Tiger Woods was sleeping at the wheel of his car and did not know where he was when he was arrested on Monday, according to police in Florida.
The American former world No 1 golfer was arrested on suspicion of driving under the influence with jail records showing he booked into Palm Beach County jail at 7:18am local time.
He was released at 10:50am on ‘his own recognisance’, meaning he has given a written undertaking to co-operate with future legal proceedings.
Woods later issued an apology in a statement, insisting it was nothing to do with alcohol, but rather was caused by an “unexpected reaction to prescribed medication”.

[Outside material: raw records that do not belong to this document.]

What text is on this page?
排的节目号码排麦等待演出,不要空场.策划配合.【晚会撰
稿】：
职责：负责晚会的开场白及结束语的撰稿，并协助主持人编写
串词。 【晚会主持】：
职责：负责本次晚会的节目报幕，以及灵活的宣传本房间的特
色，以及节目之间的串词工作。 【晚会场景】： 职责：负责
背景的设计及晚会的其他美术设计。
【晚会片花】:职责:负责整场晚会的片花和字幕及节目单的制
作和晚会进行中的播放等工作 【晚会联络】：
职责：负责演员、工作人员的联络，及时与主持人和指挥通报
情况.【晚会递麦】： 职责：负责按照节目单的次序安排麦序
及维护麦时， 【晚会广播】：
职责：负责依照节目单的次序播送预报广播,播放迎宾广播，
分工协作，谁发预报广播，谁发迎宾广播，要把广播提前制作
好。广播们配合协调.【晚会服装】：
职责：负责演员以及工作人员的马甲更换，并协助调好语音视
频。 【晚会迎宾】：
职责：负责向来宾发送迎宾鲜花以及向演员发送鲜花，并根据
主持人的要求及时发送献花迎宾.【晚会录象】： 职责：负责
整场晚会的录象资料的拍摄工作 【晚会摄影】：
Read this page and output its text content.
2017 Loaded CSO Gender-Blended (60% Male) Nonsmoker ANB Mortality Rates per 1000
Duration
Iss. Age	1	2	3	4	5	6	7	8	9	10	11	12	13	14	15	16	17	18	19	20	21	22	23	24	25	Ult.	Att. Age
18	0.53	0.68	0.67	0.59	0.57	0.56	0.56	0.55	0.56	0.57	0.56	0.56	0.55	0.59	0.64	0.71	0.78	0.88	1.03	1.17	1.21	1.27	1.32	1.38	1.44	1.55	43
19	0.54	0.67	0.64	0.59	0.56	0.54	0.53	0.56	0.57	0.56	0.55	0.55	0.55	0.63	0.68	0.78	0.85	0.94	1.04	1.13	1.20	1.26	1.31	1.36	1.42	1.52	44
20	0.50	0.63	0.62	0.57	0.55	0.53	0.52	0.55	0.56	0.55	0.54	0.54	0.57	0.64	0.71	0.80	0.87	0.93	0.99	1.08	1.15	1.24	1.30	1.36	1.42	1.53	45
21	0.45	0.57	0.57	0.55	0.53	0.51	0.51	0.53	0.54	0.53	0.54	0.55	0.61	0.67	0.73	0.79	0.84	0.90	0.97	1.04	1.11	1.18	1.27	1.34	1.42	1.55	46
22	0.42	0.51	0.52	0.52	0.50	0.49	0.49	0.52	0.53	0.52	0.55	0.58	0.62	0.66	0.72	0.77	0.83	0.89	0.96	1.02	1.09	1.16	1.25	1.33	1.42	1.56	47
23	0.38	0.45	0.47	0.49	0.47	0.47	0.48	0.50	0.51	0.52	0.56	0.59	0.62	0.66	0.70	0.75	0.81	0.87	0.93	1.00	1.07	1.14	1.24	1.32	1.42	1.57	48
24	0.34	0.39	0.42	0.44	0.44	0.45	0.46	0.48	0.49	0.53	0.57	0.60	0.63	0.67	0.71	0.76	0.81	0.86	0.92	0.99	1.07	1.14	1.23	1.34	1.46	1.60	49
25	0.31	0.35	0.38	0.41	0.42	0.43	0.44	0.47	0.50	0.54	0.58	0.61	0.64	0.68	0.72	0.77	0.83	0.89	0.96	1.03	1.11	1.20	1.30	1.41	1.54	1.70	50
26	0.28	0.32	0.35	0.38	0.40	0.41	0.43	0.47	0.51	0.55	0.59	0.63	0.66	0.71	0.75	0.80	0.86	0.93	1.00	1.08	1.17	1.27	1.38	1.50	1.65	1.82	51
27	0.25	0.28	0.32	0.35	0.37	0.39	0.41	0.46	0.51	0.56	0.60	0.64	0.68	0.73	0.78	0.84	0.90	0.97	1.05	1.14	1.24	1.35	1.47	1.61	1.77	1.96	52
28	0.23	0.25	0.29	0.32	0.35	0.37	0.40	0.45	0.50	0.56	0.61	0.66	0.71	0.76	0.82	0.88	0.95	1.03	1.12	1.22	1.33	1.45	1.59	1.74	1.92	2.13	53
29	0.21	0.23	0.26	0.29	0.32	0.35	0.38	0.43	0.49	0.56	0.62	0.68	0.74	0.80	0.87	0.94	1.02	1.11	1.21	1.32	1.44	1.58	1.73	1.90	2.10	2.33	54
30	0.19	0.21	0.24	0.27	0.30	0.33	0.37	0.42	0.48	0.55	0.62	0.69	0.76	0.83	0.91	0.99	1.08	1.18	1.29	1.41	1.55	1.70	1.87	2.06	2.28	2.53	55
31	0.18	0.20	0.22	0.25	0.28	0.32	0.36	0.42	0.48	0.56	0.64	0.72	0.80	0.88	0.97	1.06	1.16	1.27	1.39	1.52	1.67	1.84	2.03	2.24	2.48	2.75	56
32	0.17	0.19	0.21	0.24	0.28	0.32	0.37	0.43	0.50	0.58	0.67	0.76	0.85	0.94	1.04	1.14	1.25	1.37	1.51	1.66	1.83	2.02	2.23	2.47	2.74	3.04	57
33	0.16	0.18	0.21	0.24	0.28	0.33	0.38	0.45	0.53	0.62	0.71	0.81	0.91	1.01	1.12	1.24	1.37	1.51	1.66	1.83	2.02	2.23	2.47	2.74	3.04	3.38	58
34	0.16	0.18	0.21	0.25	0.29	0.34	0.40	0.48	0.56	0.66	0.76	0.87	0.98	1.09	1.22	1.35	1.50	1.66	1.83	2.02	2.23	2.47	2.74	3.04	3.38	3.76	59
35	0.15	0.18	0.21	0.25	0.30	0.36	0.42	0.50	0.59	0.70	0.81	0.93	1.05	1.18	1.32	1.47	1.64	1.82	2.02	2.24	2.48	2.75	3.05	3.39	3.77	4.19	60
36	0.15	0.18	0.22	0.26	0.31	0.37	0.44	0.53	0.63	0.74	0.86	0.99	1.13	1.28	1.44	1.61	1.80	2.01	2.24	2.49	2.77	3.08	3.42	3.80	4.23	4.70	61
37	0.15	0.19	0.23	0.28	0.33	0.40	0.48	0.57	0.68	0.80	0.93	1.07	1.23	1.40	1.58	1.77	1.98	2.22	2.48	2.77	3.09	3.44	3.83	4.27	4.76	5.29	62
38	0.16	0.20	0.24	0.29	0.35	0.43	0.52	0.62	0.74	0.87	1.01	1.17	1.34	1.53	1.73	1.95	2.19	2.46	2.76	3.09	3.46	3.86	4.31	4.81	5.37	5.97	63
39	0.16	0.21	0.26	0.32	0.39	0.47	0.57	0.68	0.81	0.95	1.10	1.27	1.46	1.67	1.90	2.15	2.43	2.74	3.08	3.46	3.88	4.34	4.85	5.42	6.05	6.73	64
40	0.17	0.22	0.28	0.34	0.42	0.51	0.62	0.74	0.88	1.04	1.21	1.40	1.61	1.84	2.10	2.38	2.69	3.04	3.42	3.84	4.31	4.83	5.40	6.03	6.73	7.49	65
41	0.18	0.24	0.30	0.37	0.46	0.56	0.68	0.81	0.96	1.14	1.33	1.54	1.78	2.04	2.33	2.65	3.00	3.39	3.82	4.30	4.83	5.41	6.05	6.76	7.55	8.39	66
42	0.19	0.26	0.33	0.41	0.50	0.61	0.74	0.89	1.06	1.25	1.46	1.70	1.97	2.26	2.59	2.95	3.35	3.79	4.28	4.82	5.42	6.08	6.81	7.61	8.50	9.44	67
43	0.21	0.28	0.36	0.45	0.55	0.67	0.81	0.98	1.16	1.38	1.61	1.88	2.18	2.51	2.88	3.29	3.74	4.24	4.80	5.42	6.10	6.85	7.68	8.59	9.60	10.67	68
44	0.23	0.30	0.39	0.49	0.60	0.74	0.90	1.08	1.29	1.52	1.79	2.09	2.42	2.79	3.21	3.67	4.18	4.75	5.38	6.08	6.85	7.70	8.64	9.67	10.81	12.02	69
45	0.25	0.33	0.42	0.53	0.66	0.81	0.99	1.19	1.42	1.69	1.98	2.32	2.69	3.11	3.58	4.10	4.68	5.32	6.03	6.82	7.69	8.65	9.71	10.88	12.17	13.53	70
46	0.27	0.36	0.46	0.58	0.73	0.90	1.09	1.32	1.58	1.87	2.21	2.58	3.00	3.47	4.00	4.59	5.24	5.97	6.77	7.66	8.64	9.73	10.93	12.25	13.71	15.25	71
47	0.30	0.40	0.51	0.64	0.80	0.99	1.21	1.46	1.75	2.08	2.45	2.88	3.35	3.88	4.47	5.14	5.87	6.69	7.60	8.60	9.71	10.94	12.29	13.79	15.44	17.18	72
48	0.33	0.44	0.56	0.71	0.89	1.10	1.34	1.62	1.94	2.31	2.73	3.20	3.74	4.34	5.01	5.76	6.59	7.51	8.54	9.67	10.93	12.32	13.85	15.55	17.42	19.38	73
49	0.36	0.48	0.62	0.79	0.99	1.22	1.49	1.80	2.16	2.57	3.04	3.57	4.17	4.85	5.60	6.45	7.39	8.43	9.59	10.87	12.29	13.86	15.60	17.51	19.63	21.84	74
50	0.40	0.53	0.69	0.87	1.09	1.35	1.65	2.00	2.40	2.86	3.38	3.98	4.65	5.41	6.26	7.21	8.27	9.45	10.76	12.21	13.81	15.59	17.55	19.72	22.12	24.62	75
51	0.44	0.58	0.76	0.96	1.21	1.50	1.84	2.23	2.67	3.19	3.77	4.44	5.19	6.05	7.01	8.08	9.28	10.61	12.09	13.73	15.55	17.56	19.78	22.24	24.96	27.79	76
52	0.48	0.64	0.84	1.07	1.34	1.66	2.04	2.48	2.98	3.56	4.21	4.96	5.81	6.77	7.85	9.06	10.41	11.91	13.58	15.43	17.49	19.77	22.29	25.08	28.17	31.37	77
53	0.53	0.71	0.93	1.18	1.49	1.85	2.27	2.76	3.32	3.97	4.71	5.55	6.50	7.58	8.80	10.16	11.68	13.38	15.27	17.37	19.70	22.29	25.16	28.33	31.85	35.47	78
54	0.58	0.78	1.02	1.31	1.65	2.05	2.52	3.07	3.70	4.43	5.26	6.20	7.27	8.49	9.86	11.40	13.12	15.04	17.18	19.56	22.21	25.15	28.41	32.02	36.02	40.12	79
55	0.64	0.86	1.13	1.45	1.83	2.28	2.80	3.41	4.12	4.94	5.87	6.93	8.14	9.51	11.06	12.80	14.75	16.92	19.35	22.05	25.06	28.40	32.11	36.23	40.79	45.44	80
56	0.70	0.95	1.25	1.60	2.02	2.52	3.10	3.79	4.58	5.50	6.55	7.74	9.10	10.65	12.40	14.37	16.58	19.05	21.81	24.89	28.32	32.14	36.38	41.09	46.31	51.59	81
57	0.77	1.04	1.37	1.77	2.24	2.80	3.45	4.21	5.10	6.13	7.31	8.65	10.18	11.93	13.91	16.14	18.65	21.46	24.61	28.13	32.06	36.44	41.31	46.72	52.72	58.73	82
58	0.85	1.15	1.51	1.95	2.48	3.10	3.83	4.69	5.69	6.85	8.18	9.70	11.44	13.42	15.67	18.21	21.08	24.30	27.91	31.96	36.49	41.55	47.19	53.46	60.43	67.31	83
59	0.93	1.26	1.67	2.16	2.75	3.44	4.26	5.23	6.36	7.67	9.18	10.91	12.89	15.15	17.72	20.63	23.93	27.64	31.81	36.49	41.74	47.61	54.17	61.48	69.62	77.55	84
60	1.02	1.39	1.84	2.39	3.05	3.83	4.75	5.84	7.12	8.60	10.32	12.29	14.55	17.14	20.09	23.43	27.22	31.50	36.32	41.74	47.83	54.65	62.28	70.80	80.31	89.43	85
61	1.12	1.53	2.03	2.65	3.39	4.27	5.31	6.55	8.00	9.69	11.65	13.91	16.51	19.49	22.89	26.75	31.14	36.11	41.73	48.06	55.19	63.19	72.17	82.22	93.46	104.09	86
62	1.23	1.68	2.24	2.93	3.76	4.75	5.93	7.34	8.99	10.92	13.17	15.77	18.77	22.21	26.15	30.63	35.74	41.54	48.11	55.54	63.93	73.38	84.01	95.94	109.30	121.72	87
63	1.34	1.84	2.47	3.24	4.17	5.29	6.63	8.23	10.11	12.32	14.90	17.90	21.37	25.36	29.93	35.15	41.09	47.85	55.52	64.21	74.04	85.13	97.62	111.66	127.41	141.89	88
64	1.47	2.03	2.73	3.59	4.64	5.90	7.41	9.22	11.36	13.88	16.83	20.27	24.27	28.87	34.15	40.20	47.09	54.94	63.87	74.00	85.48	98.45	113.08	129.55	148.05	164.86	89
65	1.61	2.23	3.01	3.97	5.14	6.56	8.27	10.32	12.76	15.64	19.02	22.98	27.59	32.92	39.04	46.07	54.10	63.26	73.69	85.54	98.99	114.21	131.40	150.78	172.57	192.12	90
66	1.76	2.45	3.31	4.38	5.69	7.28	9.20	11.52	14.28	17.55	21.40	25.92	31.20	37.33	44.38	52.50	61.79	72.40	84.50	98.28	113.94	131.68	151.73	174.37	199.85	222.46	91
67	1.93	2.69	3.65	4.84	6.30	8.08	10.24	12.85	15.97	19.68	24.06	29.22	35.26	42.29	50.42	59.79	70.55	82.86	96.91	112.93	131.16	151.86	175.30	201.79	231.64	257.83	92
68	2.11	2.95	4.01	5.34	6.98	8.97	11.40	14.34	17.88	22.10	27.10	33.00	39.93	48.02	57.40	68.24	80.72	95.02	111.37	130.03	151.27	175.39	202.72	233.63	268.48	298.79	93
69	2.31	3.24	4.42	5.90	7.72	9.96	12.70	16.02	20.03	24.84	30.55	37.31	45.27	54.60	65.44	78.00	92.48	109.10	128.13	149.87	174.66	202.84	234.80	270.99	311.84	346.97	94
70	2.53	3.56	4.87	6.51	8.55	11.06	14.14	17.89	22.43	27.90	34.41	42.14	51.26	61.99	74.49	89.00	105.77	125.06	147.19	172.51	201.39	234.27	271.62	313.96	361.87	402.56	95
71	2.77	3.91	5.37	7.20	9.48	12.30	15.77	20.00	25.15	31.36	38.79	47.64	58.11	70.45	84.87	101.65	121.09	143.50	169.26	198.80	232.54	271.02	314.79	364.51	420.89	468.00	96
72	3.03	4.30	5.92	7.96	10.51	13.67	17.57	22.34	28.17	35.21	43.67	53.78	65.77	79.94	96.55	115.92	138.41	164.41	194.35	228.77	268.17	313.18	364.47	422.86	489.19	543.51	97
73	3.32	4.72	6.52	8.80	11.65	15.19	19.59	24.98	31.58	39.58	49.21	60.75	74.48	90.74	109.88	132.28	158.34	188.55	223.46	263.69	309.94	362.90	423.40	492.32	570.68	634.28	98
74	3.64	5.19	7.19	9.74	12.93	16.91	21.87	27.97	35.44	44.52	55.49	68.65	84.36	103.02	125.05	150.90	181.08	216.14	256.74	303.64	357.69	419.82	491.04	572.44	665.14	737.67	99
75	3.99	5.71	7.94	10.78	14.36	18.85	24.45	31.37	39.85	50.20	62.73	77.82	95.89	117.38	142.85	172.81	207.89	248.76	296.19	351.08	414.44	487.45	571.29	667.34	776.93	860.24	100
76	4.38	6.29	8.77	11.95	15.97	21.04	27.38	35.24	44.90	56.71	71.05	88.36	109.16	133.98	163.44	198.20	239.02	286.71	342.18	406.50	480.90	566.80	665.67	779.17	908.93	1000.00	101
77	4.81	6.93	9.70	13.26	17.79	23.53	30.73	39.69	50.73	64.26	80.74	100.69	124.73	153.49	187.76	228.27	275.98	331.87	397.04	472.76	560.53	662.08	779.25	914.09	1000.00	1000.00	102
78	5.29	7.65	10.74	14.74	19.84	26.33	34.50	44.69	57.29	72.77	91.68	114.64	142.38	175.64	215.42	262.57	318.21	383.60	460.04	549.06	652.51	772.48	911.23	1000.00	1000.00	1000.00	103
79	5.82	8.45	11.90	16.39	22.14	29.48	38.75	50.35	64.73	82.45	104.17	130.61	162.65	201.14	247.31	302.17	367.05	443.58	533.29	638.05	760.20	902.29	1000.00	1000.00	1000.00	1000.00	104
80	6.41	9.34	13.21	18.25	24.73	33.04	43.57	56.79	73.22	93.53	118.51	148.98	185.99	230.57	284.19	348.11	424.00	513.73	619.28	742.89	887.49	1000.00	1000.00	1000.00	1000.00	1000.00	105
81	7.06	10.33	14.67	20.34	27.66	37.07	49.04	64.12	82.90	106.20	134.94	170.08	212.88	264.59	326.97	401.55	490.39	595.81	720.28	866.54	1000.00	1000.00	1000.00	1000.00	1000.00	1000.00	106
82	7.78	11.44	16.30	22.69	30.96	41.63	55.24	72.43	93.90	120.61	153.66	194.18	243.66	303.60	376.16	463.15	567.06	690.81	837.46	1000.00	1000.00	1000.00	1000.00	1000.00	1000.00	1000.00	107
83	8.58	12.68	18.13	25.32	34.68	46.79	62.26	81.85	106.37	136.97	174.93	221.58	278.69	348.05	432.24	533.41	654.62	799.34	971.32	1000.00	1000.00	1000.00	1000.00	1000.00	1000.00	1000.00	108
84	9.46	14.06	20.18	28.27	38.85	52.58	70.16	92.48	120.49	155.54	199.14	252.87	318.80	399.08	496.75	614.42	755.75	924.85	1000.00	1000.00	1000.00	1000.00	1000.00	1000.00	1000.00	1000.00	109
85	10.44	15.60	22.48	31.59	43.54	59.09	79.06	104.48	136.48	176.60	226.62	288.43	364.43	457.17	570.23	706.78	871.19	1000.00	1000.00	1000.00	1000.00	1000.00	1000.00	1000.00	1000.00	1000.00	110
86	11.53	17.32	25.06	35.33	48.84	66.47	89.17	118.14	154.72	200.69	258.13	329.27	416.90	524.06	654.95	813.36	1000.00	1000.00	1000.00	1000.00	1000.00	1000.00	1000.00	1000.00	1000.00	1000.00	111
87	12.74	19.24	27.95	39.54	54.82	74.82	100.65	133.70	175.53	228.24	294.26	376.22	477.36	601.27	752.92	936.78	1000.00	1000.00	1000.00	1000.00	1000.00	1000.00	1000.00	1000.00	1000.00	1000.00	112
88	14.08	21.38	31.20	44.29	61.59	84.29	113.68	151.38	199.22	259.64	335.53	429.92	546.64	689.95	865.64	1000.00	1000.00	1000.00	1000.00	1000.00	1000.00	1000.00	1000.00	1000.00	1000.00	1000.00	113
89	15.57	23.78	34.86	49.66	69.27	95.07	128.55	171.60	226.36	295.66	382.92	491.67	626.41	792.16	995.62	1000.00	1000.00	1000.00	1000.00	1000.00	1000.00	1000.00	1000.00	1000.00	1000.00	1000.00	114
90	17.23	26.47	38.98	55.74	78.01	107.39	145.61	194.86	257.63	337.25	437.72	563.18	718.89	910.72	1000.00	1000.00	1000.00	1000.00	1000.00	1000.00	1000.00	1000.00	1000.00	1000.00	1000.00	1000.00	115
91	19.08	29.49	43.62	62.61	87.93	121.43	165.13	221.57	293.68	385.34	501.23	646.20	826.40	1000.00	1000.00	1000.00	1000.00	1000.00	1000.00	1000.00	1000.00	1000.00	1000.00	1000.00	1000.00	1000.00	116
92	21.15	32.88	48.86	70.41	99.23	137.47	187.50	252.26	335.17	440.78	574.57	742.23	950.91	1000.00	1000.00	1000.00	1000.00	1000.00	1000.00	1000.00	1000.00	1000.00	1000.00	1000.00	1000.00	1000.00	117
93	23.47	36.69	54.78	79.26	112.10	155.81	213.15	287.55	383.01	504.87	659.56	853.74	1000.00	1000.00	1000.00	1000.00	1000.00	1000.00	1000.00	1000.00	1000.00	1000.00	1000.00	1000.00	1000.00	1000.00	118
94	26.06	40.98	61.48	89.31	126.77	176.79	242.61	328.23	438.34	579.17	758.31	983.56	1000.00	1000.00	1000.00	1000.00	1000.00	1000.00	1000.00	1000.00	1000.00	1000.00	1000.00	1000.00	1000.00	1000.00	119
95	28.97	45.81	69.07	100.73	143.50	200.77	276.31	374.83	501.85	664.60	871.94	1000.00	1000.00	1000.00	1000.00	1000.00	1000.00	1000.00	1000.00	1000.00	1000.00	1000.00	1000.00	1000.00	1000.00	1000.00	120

According to a police report released on Tuesday, Woods had “extremely slow and slurred speech” after being awoken by a police officer, who found the golfer’s car stopped in the right lane of the roadway and still running.
Police released a mugshot of Woods following his arrest in the town of Jupiter.
Woods’ statement read: “I understand the severity of what I did and I take full responsibility for my actions.
“I want the public to know that alcohol was not involved. What happened was an unexpected reaction to prescribed medications.
“I didn’t realise the mix of medications had affected me so strongly. I would like to apologise with all my heart to my family, friends and the fans. I expect more from myself too.
“I will do everything in my power to make sure this never happens again.”
The 41-year-old is one of the greatest golfers in history, with 79 career PGA Tour wins, but his career has been derailed by injury and issues away from the course.
He has not played competitive golf since pulling out of the Dubai Desert Classic in February after one round because of back pain.
The American subsequently had spinal fusion surgery on April 20, a fourth operation in three years on his troublesome back, which has limited him to three tournament starts worldwide in two years.
Woods was previously charged with careless driving outside his Florida home in 2009, as his personal life came under scrutiny, with the 14-time major winner admitting to having extra-marital affairs, issuing a public apology and planning to undergo therapy.